Respect real political conservatives: If they operate in good faith, they are essential to our democracy. They uphold a healthy reverence for traditions and institutions, are vigilant against tyranny and threats of real evil in the world, and are rightly wary of anyone advocating utopian visions. They feel duty-bound to leave this country and world intact for the generations that follow, and obligated to make good on the sacrifices of the Greatest Generation and the countless others who built this county. They’ve paid attention to Mao and Castro and Lenin, and they understand that anyone claiming to make everyone winners are much more likely to just rearrange the winners and losers, sometimes with devastating unintended consequences,elevating themselves in the process.

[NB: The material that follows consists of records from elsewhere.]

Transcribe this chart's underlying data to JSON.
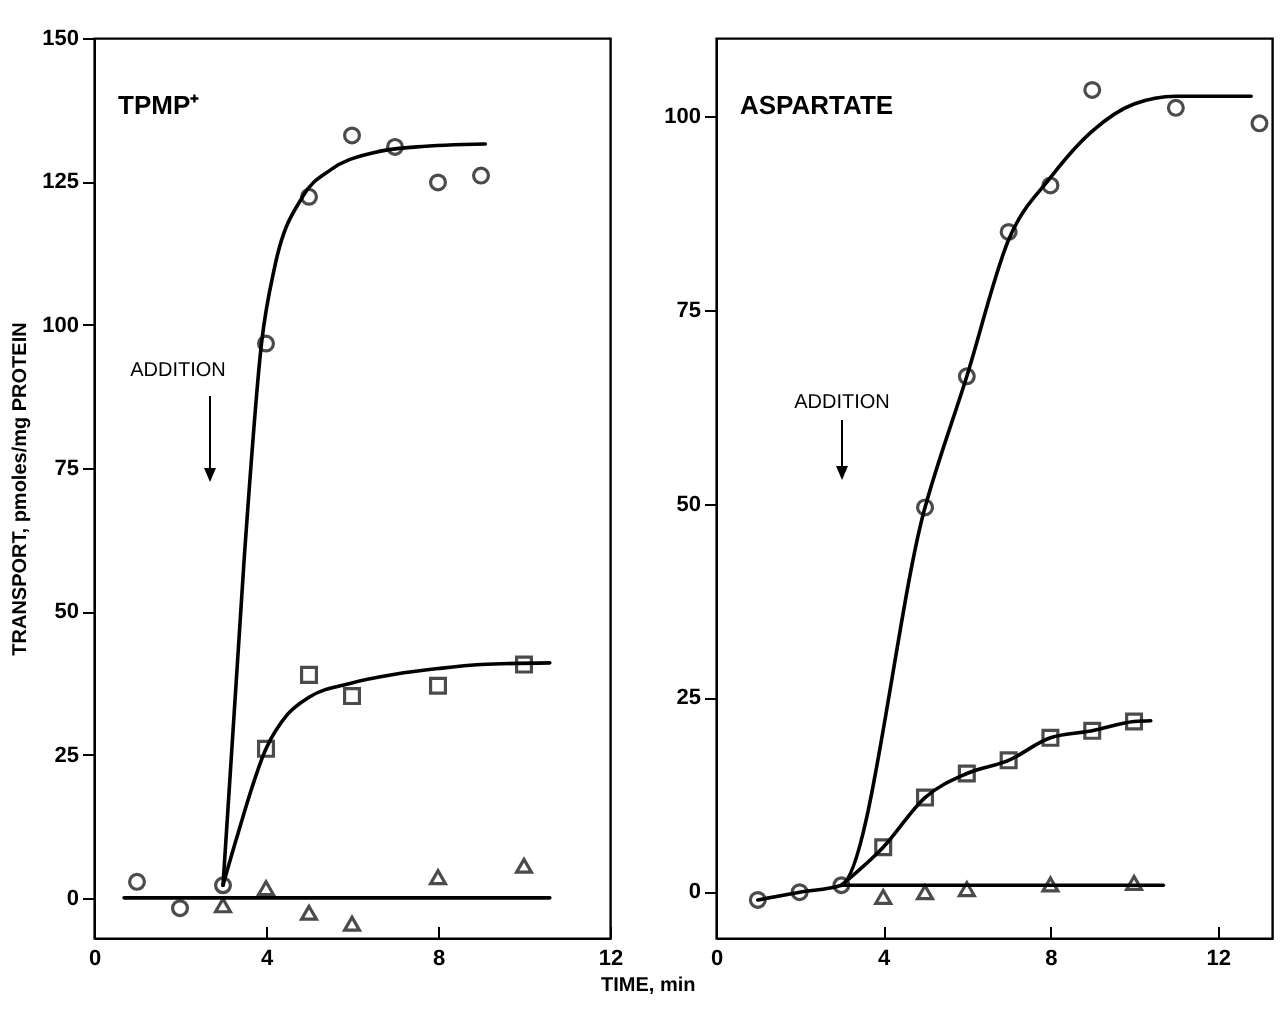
{
  "chart_data": [
    {
      "type": "scatter",
      "title": "TPMP⁺",
      "ylabel": "TRANSPORT, pmoles/mg PROTEIN",
      "xlim": [
        0,
        12
      ],
      "xticks": [
        0,
        4,
        8,
        12
      ],
      "ylim": [
        -7,
        150
      ],
      "yticks": [
        0,
        25,
        50,
        75,
        100,
        125,
        150
      ],
      "annotations": [
        "ADDITION"
      ],
      "series": [
        {
          "type": "scatter",
          "marker": "circle",
          "color": "#000000",
          "x": [
            1,
            2,
            3,
            4,
            5,
            6,
            7,
            8,
            9
          ],
          "values": [
            2.8,
            -1.8,
            2.2,
            96.7,
            122.3,
            133,
            131,
            124.8,
            126
          ]
        },
        {
          "type": "scatter",
          "marker": "square",
          "color": "#000000",
          "x": [
            4,
            5,
            6,
            8,
            10
          ],
          "values": [
            26,
            38.9,
            35.2,
            37,
            40.7
          ]
        },
        {
          "type": "scatter",
          "marker": "triangle",
          "color": "#000000",
          "x": [
            3,
            4,
            5,
            6,
            8,
            10
          ],
          "values": [
            -1.3,
            1.7,
            -2.6,
            -4.5,
            3.6,
            5.6
          ]
        },
        {
          "type": "line",
          "color": "#000000",
          "x": [
            3,
            3.5,
            3.9,
            4.2,
            4.85,
            5.5,
            6.5,
            7.5,
            9.1
          ],
          "values": [
            2.2,
            60,
            97,
            110,
            122.3,
            127,
            130,
            131,
            131.5
          ]
        },
        {
          "type": "line",
          "color": "#000000",
          "x": [
            3,
            3.3,
            4,
            4.5,
            5,
            6,
            7,
            8,
            9,
            10.6
          ],
          "values": [
            2.2,
            10,
            26,
            32,
            35,
            37.5,
            39,
            40,
            40.7,
            41
          ]
        },
        {
          "type": "line",
          "color": "#000000",
          "x": [
            0.7,
            10.6
          ],
          "values": [
            0,
            0
          ]
        }
      ]
    },
    {
      "type": "scatter",
      "title": "ASPARTATE",
      "xlabel": "TIME, min",
      "xlim": [
        0,
        13.3
      ],
      "xticks": [
        0,
        4,
        8,
        12
      ],
      "ylim": [
        -6,
        110
      ],
      "yticks": [
        0,
        25,
        50,
        75,
        100
      ],
      "annotations": [
        "ADDITION"
      ],
      "series": [
        {
          "type": "scatter",
          "marker": "circle",
          "color": "#000000",
          "x": [
            1,
            2,
            3,
            5,
            6,
            7,
            8,
            9,
            11,
            13
          ],
          "values": [
            -1.1,
            -0.1,
            0.8,
            49.5,
            66.4,
            85,
            91,
            103.3,
            101,
            99
          ]
        },
        {
          "type": "scatter",
          "marker": "square",
          "color": "#000000",
          "x": [
            4,
            5,
            6,
            7,
            8,
            9,
            10
          ],
          "values": [
            5.7,
            12.1,
            15.2,
            16.9,
            19.8,
            20.7,
            21.9
          ]
        },
        {
          "type": "scatter",
          "marker": "triangle",
          "color": "#000000",
          "x": [
            4,
            5,
            6,
            8,
            10
          ],
          "values": [
            -0.7,
            -0.1,
            0.3,
            0.9,
            1.1
          ]
        },
        {
          "type": "line",
          "color": "#000000",
          "x": [
            1,
            2,
            3,
            5,
            6,
            7,
            8,
            9,
            10,
            11,
            12.8
          ],
          "values": [
            -1.1,
            -0.1,
            0.8,
            49.5,
            66.4,
            84,
            92,
            98,
            101.5,
            102.5,
            102.5
          ]
        },
        {
          "type": "line",
          "color": "#000000",
          "x": [
            3,
            4,
            5,
            6,
            7,
            8,
            9,
            10,
            10.4
          ],
          "values": [
            0.8,
            5.7,
            12.1,
            15.2,
            16.9,
            19.8,
            20.7,
            21.9,
            22
          ]
        },
        {
          "type": "line",
          "color": "#000000",
          "x": [
            3,
            10.7
          ],
          "values": [
            0.8,
            0.8
          ]
        }
      ]
    }
  ]
}
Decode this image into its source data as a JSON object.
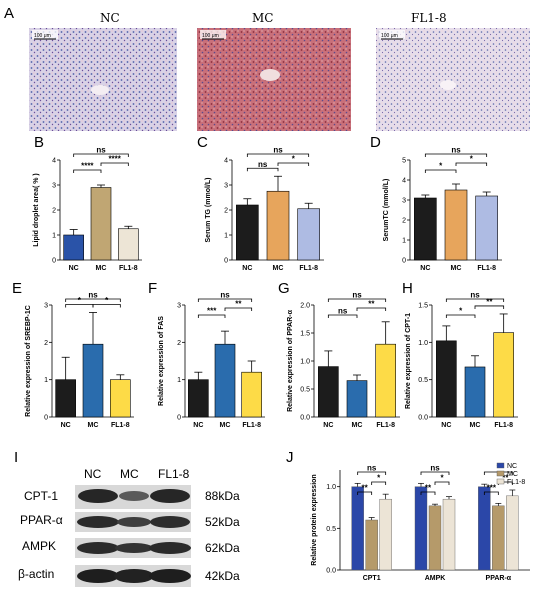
{
  "panel_letters": {
    "A": "A",
    "B": "B",
    "C": "C",
    "D": "D",
    "E": "E",
    "F": "F",
    "G": "G",
    "H": "H",
    "I": "I",
    "J": "J"
  },
  "colors": {
    "nc": "#1c1c1c",
    "mc_tan": "#c0a673",
    "fl_light": "#ede5d6",
    "mc_orange": "#e7a55c",
    "fl_blue": "#aebbe3",
    "mc_blue": "#2a6cad",
    "fl_yellow": "#fddb47",
    "j_nc": "#2b47a8",
    "j_mc": "#b59a6a",
    "j_fl": "#ece4d6"
  },
  "histology": {
    "groups": [
      "NC",
      "MC",
      "FL1-8"
    ],
    "scale_bar": "100 μm"
  },
  "western": {
    "lanes": [
      "NC",
      "MC",
      "FL1-8"
    ],
    "bands": [
      {
        "label": "CPT-1",
        "kda": "88kDa"
      },
      {
        "label": "PPAR-α",
        "kda": "52kDa"
      },
      {
        "label": "AMPK",
        "kda": "62kDa"
      },
      {
        "label": "β-actin",
        "kda": "42kDa"
      }
    ]
  },
  "chart_data": [
    {
      "panel": "B",
      "type": "bar",
      "categories": [
        "NC",
        "MC",
        "FL1-8"
      ],
      "values": [
        1.0,
        2.9,
        1.25
      ],
      "errors": [
        0.22,
        0.1,
        0.1
      ],
      "ylabel": "Lipid droplet area( % )",
      "ylim": [
        0,
        4
      ],
      "yticks": [
        "0",
        "1",
        "2",
        "3",
        "4"
      ],
      "sig": [
        {
          "from": 0,
          "to": 2,
          "label": "ns"
        },
        {
          "from": 0,
          "to": 1,
          "label": "****"
        },
        {
          "from": 1,
          "to": 2,
          "label": "****"
        }
      ]
    },
    {
      "panel": "C",
      "type": "bar",
      "categories": [
        "NC",
        "MC",
        "FL1-8"
      ],
      "values": [
        2.2,
        2.75,
        2.05
      ],
      "errors": [
        0.25,
        0.6,
        0.22
      ],
      "ylabel": "Serum TG (mmol/L)",
      "ylim": [
        0,
        4
      ],
      "yticks": [
        "0",
        "1",
        "2",
        "3",
        "4"
      ],
      "sig": [
        {
          "from": 0,
          "to": 2,
          "label": "ns"
        },
        {
          "from": 0,
          "to": 1,
          "label": "ns"
        },
        {
          "from": 1,
          "to": 2,
          "label": "*"
        }
      ]
    },
    {
      "panel": "D",
      "type": "bar",
      "categories": [
        "NC",
        "MC",
        "FL1-8"
      ],
      "values": [
        3.1,
        3.5,
        3.2
      ],
      "errors": [
        0.15,
        0.3,
        0.2
      ],
      "ylabel": "SerumTC (mmol/L)",
      "ylim": [
        0,
        5
      ],
      "yticks": [
        "0",
        "1",
        "2",
        "3",
        "4",
        "5"
      ],
      "sig": [
        {
          "from": 0,
          "to": 2,
          "label": "ns"
        },
        {
          "from": 0,
          "to": 1,
          "label": "*"
        },
        {
          "from": 1,
          "to": 2,
          "label": "*"
        }
      ]
    },
    {
      "panel": "E",
      "type": "bar",
      "categories": [
        "NC",
        "MC",
        "FL1-8"
      ],
      "values": [
        1.0,
        1.95,
        1.0
      ],
      "errors": [
        0.6,
        0.85,
        0.13
      ],
      "ylabel": "Relative expression of SREBP-1C",
      "ylim": [
        0,
        3
      ],
      "yticks": [
        "0",
        "1",
        "2",
        "3"
      ],
      "sig": [
        {
          "from": 0,
          "to": 2,
          "label": "ns"
        },
        {
          "from": 0,
          "to": 1,
          "label": "*"
        },
        {
          "from": 1,
          "to": 2,
          "label": "*"
        }
      ]
    },
    {
      "panel": "F",
      "type": "bar",
      "categories": [
        "NC",
        "MC",
        "FL1-8"
      ],
      "values": [
        1.0,
        1.95,
        1.2
      ],
      "errors": [
        0.2,
        0.35,
        0.3
      ],
      "ylabel": "Relative expression of FAS",
      "ylim": [
        0,
        3
      ],
      "yticks": [
        "0",
        "1",
        "2",
        "3"
      ],
      "sig": [
        {
          "from": 0,
          "to": 2,
          "label": "ns"
        },
        {
          "from": 0,
          "to": 1,
          "label": "***"
        },
        {
          "from": 1,
          "to": 2,
          "label": "**"
        }
      ]
    },
    {
      "panel": "G",
      "type": "bar",
      "categories": [
        "NC",
        "MC",
        "FL1-8"
      ],
      "values": [
        0.9,
        0.65,
        1.3
      ],
      "errors": [
        0.28,
        0.1,
        0.4
      ],
      "ylabel": "Relative expression of PPAR-α",
      "ylim": [
        0,
        2
      ],
      "yticks": [
        "0.0",
        "0.5",
        "1.0",
        "1.5",
        "2.0"
      ],
      "sig": [
        {
          "from": 0,
          "to": 2,
          "label": "ns"
        },
        {
          "from": 0,
          "to": 1,
          "label": "ns"
        },
        {
          "from": 1,
          "to": 2,
          "label": "**"
        }
      ]
    },
    {
      "panel": "H",
      "type": "bar",
      "categories": [
        "NC",
        "MC",
        "FL1-8"
      ],
      "values": [
        1.02,
        0.67,
        1.13
      ],
      "errors": [
        0.2,
        0.15,
        0.25
      ],
      "ylabel": "Relative expression of CPT-1",
      "ylim": [
        0,
        1.5
      ],
      "yticks": [
        "0.0",
        "0.5",
        "1.0",
        "1.5"
      ],
      "sig": [
        {
          "from": 0,
          "to": 2,
          "label": "ns"
        },
        {
          "from": 0,
          "to": 1,
          "label": "*"
        },
        {
          "from": 1,
          "to": 2,
          "label": "**"
        }
      ]
    },
    {
      "panel": "J",
      "type": "bar",
      "categories": [
        "CPT1",
        "AMPK",
        "PPAR-α"
      ],
      "ylabel": "Relative protein expression",
      "ylim": [
        0,
        1.2
      ],
      "yticks": [
        "0.0",
        "0.5",
        "1.0"
      ],
      "legend": "top-right",
      "series": [
        {
          "name": "NC",
          "values": [
            1.0,
            1.0,
            1.0
          ],
          "errors": [
            0.04,
            0.04,
            0.03
          ]
        },
        {
          "name": "MC",
          "values": [
            0.6,
            0.77,
            0.77
          ],
          "errors": [
            0.03,
            0.02,
            0.03
          ]
        },
        {
          "name": "FL1-8",
          "values": [
            0.85,
            0.85,
            0.89
          ],
          "errors": [
            0.06,
            0.03,
            0.07
          ]
        }
      ],
      "sig": [
        {
          "group": 0,
          "from": 0,
          "to": 2,
          "label": "ns"
        },
        {
          "group": 0,
          "from": 0,
          "to": 1,
          "label": "**"
        },
        {
          "group": 0,
          "from": 1,
          "to": 2,
          "label": "*"
        },
        {
          "group": 1,
          "from": 0,
          "to": 2,
          "label": "ns"
        },
        {
          "group": 1,
          "from": 0,
          "to": 1,
          "label": "**"
        },
        {
          "group": 1,
          "from": 1,
          "to": 2,
          "label": "*"
        },
        {
          "group": 2,
          "from": 0,
          "to": 2,
          "label": "*"
        },
        {
          "group": 2,
          "from": 1,
          "to": 2,
          "label": "**"
        },
        {
          "group": 2,
          "from": 0,
          "to": 1,
          "label": "***"
        }
      ]
    }
  ]
}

Respect real political liberals: If they operate in good faith, they, too, are essential to our democracy. If conservatives are the harbor, liberals are the ship, pushing us to discover new and unknown ideas, open to novel ways of managing our pluralistic society, and more likely to see different voices as additive, rather than a threat to the republic. They are quicker to acknowledge and give voice to the voiceless, and more disposed to recognize and fight a corrupt or obsolete organization, believing that destruction can be a creative act, a forest fire that can give rise to a new, fertile ground. Often the voice of conscience, they are forever pushing us toward a more perfect union, and we are better for it.

Do not vilify whole groups of people: People have reasons for their actions. Maybe they adhere to a faith or set of values you can’t comprehend. Maybe they need to provide for their family. Maybe they are choosing the least-bad option among terrible options. Before you condemn, try to understand, and remember: there are good, kind, considerate people everywhere.

Be in relationship with people: Real leaders work on real problems, and you three are shaping up to be real leaders. If you are trying to do noble work and solve a big hard problem, resist easy explanations and tidy theories. Spend time in relationships with people you are trying to serve, people affected by the big hard problem. Go to where they are. Listen to them. Try to be worthy of their trust.

Keep an eye out for depression: It didn’t hit me until my late 20s. It may never hit you. But it does run in our family, on my side. Do not mistake it for sadness, which is our regular response to pain or loss. Depression is more sinister, a dark, heavy fog that covers your mind and mutes joy and laughter. When it gets bad, and it might, your regular ways of coping might not work: the friends, the exercise, the sleeping-it-off. Like me, you might benefit from medication, a sun lamp, vitamin D. Being outside. If it hits, reach out. To me or Mom. To Grandma or Auntie Em. We understand. We can help.

Begin it now and people want to help: Goethe was right when he said: “Whatever you can do, or dream you can do, begin it. Boldness has genius, power, and magic in it. Begin it now.“ I’ve found a related truth: most people want to help, if you just ask. Our neighbor Ron, Oma and Opa, Grandma and Grandpa, your Uncles and Aunts. If you are working on something important like a big hard problem, you’ll need help. I always have. Get going and ask for help, and you will find Good People.

When you get older, don’t forget: call or text your Mom a few times a week. Come by. I promise I won’t talk about my colonoscopy. I’ll buy us some ice cream. You can choose the flavor.

Love,

Dad

Cory Armstrong-Hoss is nonprofit guy, father of three, and below-average woodworker. If he offers you a cutting board or decorative box, it’s best to politely decline and quickly change the subject to his kids, his pick-up ultimate Frisbee game or the best new sports documentaries.